Tribunal highlights importance of employment status compliance
A sole trader has won an employment tribunal that could have far-reaching tax implications for businesses that engage self-employed workers under the wrong employment status.
In an employment tribunal heard in March 2021, self-employed worker Gemma Long, took technology company, Brain in Hand, to court after seeing her work dry up due to her disability.
The situation occurred when the company denied her request to have a support worker assist her with administrative tasks – work that Mrs Long found difficult to complete due to her ADHD.
Brain in Hand informed Mrs Long that she couldn’t share her log in details with anyone else and despite exploring other options, no support worker was appointed.
The court notes state that “the reason for this was that, once she (Mrs Long) asked for a support worker as a reasonable adjustment for her ADHD, she was not offered any more work.”
As a result, Mrs Long successfully claimed unlawful deductions from wages and for holiday pay from Brain in Hand, which provides services to people with autism, mental health difficulties and neurological conditions.
Where was this case won and lost?
Having analysed Mrs Long’s contract – which was classed as self-employed with an hourly rate of pay – tribunal judge, Judge Ayre, concluded that it actually reflected a contract of employment.
Overall, the following factors led to this decision:
Mutuality of Obligation (MOO) – there was an obligation for Mrs Long to work, with Brain in Hand retaining the right to terminate the contract if she was unavailable for work for more than two weeks in an eight-week period. This contributed to a picture of employment, not self-employment.

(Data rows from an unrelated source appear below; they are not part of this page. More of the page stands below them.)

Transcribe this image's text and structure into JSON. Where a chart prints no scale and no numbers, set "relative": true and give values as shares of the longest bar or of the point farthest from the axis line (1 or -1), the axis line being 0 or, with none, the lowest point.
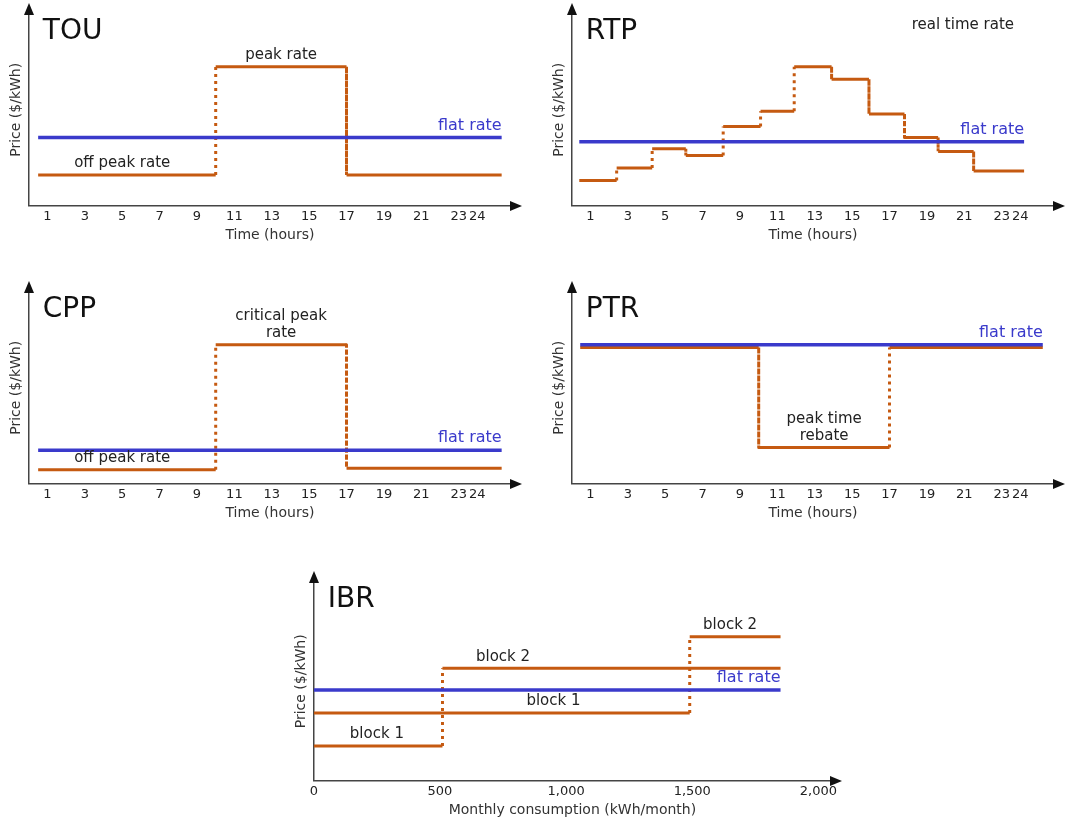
{
  "chart_data": [
    {
      "type": "line",
      "title": "TOU",
      "xlabel": "Time (hours)",
      "ylabel": "Price ($/kWh)",
      "relative": true,
      "xlim": [
        0,
        25.8
      ],
      "xticks": [
        1,
        3,
        5,
        7,
        9,
        11,
        13,
        15,
        17,
        19,
        21,
        23,
        24
      ],
      "series": [
        {
          "color": "#c55a11",
          "x": [
            0.5,
            10,
            10,
            17,
            17,
            25.3
          ],
          "values": [
            0.22,
            0.22,
            1,
            1,
            0.22,
            0.22
          ]
        },
        {
          "name": "flat rate",
          "color": "#3a3acb",
          "x": [
            0.5,
            25.3
          ],
          "values": [
            0.49,
            0.49
          ]
        }
      ],
      "annotations": [
        {
          "text": "peak rate",
          "x": 13.5,
          "y": 1
        },
        {
          "text": "off peak rate",
          "x": 5,
          "y": 0.22
        }
      ]
    },
    {
      "type": "line",
      "title": "RTP",
      "xlabel": "Time (hours)",
      "ylabel": "Price ($/kWh)",
      "relative": true,
      "xlim": [
        0,
        25.8
      ],
      "xticks": [
        1,
        3,
        5,
        7,
        9,
        11,
        13,
        15,
        17,
        19,
        21,
        23,
        24
      ],
      "series": [
        {
          "color": "#c55a11",
          "x": [
            0.4,
            2.4,
            2.4,
            4.3,
            4.3,
            6.1,
            6.1,
            8.1,
            8.1,
            10.1,
            10.1,
            11.9,
            11.9,
            13.9,
            13.9,
            15.9,
            15.9,
            17.8,
            17.8,
            19.6,
            19.6,
            21.5,
            21.5,
            24.2
          ],
          "values": [
            0.18,
            0.18,
            0.27,
            0.27,
            0.41,
            0.41,
            0.36,
            0.36,
            0.57,
            0.57,
            0.68,
            0.68,
            1,
            1,
            0.91,
            0.91,
            0.66,
            0.66,
            0.49,
            0.49,
            0.39,
            0.39,
            0.25,
            0.25
          ]
        },
        {
          "name": "flat rate",
          "color": "#3a3acb",
          "x": [
            0.4,
            24.2
          ],
          "values": [
            0.46,
            0.46
          ]
        }
      ],
      "annotations": [
        "real time rate"
      ]
    },
    {
      "type": "line",
      "title": "CPP",
      "xlabel": "Time (hours)",
      "ylabel": "Price ($/kWh)",
      "relative": true,
      "xlim": [
        0,
        25.8
      ],
      "xticks": [
        1,
        3,
        5,
        7,
        9,
        11,
        13,
        15,
        17,
        19,
        21,
        23,
        24
      ],
      "series": [
        {
          "color": "#c55a11",
          "x": [
            0.5,
            10,
            10,
            17,
            17,
            25.3
          ],
          "values": [
            0.1,
            0.1,
            1,
            1,
            0.11,
            0.11
          ]
        },
        {
          "name": "flat rate",
          "color": "#3a3acb",
          "x": [
            0.5,
            25.3
          ],
          "values": [
            0.24,
            0.24
          ]
        }
      ],
      "annotations": [
        {
          "text": "critical peak rate",
          "x": 13.5,
          "y": 1
        },
        {
          "text": "off peak rate",
          "x": 5,
          "y": 0.1
        }
      ]
    },
    {
      "type": "line",
      "title": "PTR",
      "xlabel": "Time (hours)",
      "ylabel": "Price ($/kWh)",
      "relative": true,
      "xlim": [
        0,
        25.8
      ],
      "xticks": [
        1,
        3,
        5,
        7,
        9,
        11,
        13,
        15,
        17,
        19,
        21,
        23,
        24
      ],
      "series": [
        {
          "color": "#c55a11",
          "x": [
            0.45,
            10,
            10,
            17,
            17,
            25.2
          ],
          "values": [
            0.98,
            0.98,
            0.26,
            0.26,
            0.98,
            0.98
          ]
        },
        {
          "name": "flat rate",
          "color": "#3a3acb",
          "x": [
            0.45,
            25.2
          ],
          "values": [
            1,
            1
          ]
        }
      ],
      "annotations": [
        {
          "text": "peak time rebate",
          "x": 13.5,
          "y": 0.26
        }
      ]
    },
    {
      "type": "line",
      "title": "IBR",
      "xlabel": "Monthly consumption (kWh/month)",
      "ylabel": "Price ($/kWh)",
      "relative": true,
      "xlim": [
        0,
        2050
      ],
      "xticks": [
        0,
        500,
        {
          "value": 1000,
          "label": "1,000"
        },
        {
          "value": 1500,
          "label": "1,500"
        },
        {
          "value": 2000,
          "label": "2,000"
        }
      ],
      "series": [
        {
          "color": "#c55a11",
          "x": [
            0,
            510,
            510,
            1850
          ],
          "values": [
            0.24,
            0.24,
            0.78,
            0.78
          ]
        },
        {
          "color": "#c55a11",
          "x": [
            0,
            1490,
            1490,
            1850
          ],
          "values": [
            0.47,
            0.47,
            1,
            1
          ]
        },
        {
          "name": "flat rate",
          "color": "#3a3acb",
          "x": [
            0,
            1850
          ],
          "values": [
            0.63,
            0.63
          ]
        }
      ],
      "annotations": [
        {
          "text": "block 1",
          "x": 250,
          "y": 0.24
        },
        {
          "text": "block 2",
          "x": 750,
          "y": 0.78
        },
        {
          "text": "block 1",
          "x": 950,
          "y": 0.47
        },
        {
          "text": "block 2",
          "x": 1650,
          "y": 1
        }
      ]
    }
  ]
}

Control – it was clear Brain in Hand controlled the working relationship, in the way that an employer controls an employee. For example, Mrs Long had a line manager who dictated the work that was undertaken and she was also measured against KPIs in monthly reviews. Her work as a ‘Brain in Hand Specialist’ also had to be delivered within a strict framework.
Personal service – Mrs Long couldn’t delegate or arrange for anyone else to carry out the services she was engaged to deliver, which meant there was no right of substitution, which can be crucial in demonstrating a genuinely self-employed arrangement.
The above are considered the three key employment status tests and also factor heavily in IR35 determinations.
Where does tax come into the equation?
While the headlines focus on the discrimination faced by Mrs Long, not to be overlooked are the tax implications of this case for Brain in Hand.
The Judge deemed that the contract held between Mrs Long and Brain in Hand Ltd reflected employment, not self-employment. Put differently, Brain in Hand facilitated what’s known as ‘false self-employment’.
It means the business is liable for missing Income Tax and employers’ National Insurance Contributions (NICs) – tax that should have been paid for the duration of the time Mrs Long was engaged by Brain in Hand.
Businesses urged to take note
As our CEO, Seb Maley, explained to Personnel Today, engaging an individual on a self-employed basis when the contract and or working practices reflect an employed relationship, poses a big risk to businesses:
“If a business engages someone as self-employed when in reality the relationship reflects employment, HMRC will expect the company to stump up missing employment taxes, which can mount up considerably just for one worker.
“So it goes without saying that for any business engaging or relying on sole traders, the cost of enabling false self-employment is potentially huge, both financially and reputationally.
“Against the backdrop of Uber, Addison Lee and numerous other gig economy employment tribunals, it’s becoming important that both parties are confident in their employment status compliance and agree upon it from the outset.”